Tuesday 7 December 2010

42. The question of self

I woke up from a dream. I have no idea what it was. But I lay there in the darkness, the duvet pulled up to my chin, and the cold air on my skin. There was an owl calling from the wood across the way, and the hot water tank clicked as it switched off.

It was one of those times where you have no idea if you're dreaming or awake. Perhaps I was being influenced by the meditation I had had during the previous evening's class, but I began to wonder about things. Particularly, the question "Who am I?".

Rene Descartes, a 17th Century philosopher, wrote "Je pense donc je suis", meaning: I think, therefore I am. In other words, if you question your existence, then you must exist or, at least, your mind does.

I had an introductory book on philosophy once, I didn't get on with it. In fact, I recycled it. The truth is, though, I find life is something pretty fantastical, and the details can be mind blowing. I find it no surprise that people have spent lifetimes contemplating it. I mean, it's amazing! We're made up of billions of atoms that are separated by space...and yet we're solid at the same time. How does that work?!

I was starting to meditate on Emptiness a while ago - something that gets you to question the true nature of things - and my teacher asked me if I had found my 'self'. It's a joke, of course, because the more you look for 'self', the more you realise that you can't find it. But I never truly got a good understanding of the concept.

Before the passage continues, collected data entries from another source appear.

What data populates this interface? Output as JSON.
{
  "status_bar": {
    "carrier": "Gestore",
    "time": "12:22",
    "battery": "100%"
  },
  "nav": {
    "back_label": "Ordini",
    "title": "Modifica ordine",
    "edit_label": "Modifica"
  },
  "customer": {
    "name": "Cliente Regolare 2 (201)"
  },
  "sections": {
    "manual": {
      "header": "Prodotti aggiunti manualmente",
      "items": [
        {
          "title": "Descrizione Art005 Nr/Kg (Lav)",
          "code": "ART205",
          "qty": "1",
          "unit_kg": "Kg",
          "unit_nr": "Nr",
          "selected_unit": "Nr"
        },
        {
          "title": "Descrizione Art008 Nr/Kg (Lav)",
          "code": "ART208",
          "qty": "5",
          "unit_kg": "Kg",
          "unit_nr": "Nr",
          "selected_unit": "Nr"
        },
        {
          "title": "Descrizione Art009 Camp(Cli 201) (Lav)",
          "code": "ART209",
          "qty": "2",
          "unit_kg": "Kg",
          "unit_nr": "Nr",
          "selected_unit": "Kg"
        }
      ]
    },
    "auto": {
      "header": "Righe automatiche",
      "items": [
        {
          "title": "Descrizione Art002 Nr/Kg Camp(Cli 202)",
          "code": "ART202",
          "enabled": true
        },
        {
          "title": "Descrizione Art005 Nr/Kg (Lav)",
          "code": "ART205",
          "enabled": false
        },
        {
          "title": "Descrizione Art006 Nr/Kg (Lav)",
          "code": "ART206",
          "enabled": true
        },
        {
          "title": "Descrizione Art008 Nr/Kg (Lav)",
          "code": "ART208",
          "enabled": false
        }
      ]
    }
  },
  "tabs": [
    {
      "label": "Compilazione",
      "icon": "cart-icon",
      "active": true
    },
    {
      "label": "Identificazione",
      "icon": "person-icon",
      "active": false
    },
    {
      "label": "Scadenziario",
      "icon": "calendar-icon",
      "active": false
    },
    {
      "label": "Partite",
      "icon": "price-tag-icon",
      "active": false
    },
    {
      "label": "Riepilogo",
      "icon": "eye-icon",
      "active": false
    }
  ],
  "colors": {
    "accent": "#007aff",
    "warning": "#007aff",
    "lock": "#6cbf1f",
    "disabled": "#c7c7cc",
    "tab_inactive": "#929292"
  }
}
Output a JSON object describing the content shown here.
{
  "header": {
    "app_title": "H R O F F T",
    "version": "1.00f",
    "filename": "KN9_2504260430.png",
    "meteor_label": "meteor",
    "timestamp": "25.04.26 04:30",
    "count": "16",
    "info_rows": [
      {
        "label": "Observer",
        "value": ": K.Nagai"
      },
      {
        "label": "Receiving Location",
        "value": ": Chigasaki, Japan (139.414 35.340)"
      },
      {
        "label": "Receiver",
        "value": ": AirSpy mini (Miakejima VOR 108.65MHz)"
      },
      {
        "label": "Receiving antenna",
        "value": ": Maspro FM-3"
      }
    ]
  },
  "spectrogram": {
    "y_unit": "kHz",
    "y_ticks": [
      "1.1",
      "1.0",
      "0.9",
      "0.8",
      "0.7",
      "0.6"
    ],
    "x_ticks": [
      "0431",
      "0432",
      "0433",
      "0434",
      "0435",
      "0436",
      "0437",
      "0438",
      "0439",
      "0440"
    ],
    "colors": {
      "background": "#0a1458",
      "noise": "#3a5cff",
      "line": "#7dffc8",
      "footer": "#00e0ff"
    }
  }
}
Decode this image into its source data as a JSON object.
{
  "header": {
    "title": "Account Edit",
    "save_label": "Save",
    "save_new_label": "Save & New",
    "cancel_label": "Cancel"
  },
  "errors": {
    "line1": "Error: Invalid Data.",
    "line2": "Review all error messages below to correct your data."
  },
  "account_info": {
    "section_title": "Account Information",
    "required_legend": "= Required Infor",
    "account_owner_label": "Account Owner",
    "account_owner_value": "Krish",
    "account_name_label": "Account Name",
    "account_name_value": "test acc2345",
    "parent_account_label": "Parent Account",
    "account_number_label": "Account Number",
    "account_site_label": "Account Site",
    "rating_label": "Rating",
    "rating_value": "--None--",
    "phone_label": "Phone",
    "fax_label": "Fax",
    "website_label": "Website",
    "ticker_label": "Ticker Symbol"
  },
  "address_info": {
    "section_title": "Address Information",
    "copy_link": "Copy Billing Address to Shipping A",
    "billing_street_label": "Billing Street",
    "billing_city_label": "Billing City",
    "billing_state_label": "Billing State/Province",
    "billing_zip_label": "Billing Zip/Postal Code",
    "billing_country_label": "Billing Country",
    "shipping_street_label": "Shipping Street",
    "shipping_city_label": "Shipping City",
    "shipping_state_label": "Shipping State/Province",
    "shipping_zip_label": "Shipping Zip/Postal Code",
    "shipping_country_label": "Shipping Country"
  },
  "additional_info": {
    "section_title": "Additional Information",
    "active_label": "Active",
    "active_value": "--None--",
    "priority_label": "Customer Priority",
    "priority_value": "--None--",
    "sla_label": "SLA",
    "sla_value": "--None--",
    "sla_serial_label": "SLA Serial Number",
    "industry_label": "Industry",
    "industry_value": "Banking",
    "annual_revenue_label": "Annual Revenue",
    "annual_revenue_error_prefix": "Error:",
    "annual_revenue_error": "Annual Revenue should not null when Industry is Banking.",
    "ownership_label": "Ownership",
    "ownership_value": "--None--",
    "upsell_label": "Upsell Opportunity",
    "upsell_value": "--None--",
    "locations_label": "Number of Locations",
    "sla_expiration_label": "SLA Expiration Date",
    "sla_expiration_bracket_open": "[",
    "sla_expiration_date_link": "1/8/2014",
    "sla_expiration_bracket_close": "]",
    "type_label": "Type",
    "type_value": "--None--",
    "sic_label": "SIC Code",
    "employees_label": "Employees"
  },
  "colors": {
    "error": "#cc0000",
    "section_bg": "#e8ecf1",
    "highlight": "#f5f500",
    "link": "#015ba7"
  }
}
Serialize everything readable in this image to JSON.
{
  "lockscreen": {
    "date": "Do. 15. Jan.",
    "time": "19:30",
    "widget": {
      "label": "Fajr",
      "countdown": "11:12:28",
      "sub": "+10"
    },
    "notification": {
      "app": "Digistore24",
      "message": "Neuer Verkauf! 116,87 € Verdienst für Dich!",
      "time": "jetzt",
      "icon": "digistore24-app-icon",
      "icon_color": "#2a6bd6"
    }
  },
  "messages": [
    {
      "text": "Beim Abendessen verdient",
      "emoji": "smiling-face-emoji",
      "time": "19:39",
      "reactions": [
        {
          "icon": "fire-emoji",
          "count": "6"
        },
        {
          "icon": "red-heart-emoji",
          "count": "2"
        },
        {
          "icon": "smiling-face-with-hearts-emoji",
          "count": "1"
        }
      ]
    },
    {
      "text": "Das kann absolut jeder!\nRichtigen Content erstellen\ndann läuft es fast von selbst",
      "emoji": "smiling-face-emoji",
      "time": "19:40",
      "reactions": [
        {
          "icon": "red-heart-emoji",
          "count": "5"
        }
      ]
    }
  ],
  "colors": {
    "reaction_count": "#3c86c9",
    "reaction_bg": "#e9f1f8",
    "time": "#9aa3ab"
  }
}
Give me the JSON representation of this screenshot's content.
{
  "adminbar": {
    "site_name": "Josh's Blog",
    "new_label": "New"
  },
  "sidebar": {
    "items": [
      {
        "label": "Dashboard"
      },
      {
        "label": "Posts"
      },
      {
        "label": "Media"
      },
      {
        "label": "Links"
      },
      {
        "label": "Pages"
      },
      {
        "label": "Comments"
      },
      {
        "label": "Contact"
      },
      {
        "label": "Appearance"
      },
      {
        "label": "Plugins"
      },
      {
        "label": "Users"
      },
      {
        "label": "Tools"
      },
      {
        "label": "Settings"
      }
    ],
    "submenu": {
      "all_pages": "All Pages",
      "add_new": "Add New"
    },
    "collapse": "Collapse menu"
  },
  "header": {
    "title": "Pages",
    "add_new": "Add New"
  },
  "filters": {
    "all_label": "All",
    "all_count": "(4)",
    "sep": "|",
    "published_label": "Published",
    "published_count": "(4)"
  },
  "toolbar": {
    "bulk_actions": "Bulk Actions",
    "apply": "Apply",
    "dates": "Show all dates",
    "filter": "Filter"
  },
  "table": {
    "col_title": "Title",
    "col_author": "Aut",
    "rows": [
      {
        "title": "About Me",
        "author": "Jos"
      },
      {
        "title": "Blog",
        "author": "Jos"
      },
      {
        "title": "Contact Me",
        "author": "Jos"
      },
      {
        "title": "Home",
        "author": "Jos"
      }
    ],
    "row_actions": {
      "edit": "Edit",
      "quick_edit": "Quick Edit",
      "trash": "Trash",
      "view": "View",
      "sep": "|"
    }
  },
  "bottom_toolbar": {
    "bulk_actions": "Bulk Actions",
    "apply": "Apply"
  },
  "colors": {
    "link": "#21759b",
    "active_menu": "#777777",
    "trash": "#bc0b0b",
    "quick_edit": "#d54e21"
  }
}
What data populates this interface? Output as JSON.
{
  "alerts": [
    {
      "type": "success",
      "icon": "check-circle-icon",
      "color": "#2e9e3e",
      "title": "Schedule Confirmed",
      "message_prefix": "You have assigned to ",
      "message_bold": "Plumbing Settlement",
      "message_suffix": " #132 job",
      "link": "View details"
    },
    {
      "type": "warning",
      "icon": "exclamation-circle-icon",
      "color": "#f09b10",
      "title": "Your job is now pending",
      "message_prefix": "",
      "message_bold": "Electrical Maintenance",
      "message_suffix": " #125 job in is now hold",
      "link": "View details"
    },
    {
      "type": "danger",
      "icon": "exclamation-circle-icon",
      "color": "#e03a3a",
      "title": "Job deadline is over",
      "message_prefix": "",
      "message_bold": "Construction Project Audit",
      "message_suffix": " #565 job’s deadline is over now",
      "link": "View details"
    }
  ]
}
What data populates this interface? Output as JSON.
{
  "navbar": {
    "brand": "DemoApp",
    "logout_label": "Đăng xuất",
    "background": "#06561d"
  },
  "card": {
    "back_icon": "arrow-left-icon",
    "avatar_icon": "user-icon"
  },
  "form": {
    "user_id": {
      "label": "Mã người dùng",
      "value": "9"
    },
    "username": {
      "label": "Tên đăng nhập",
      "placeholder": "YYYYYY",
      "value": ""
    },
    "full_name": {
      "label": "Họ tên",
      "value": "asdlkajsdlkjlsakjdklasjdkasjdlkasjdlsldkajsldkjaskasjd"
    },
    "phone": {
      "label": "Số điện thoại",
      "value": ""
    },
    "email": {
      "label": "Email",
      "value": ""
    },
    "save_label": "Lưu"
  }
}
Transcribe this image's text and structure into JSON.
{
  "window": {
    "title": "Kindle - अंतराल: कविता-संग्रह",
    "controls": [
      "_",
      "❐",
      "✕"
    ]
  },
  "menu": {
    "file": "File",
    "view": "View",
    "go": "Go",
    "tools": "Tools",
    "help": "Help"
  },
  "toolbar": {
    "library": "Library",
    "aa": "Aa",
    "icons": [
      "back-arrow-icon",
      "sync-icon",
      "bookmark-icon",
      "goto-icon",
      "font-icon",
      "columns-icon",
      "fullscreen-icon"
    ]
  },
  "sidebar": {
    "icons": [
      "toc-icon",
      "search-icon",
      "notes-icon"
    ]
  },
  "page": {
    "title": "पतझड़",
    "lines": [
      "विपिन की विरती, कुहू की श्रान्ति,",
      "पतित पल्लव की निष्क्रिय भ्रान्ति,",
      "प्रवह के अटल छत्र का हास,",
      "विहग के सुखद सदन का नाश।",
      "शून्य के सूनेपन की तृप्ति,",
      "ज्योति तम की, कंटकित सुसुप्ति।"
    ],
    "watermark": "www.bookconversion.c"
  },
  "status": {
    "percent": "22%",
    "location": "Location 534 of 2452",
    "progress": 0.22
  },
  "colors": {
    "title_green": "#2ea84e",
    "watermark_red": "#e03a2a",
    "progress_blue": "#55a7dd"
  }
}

Last night, I asked myself how I could define who I am. Do my thoughts define 'me'? Or my deeds? My history? But then the parameters would always change and 'who I am' must change too. Which would make sense, because I don't feel like I did a year ago. In fact, I don't even feel like I'm the same as last week.

So. If who I am is always subject to change, I realised that perhaps the question "who am I" should really be: Who do I want to be?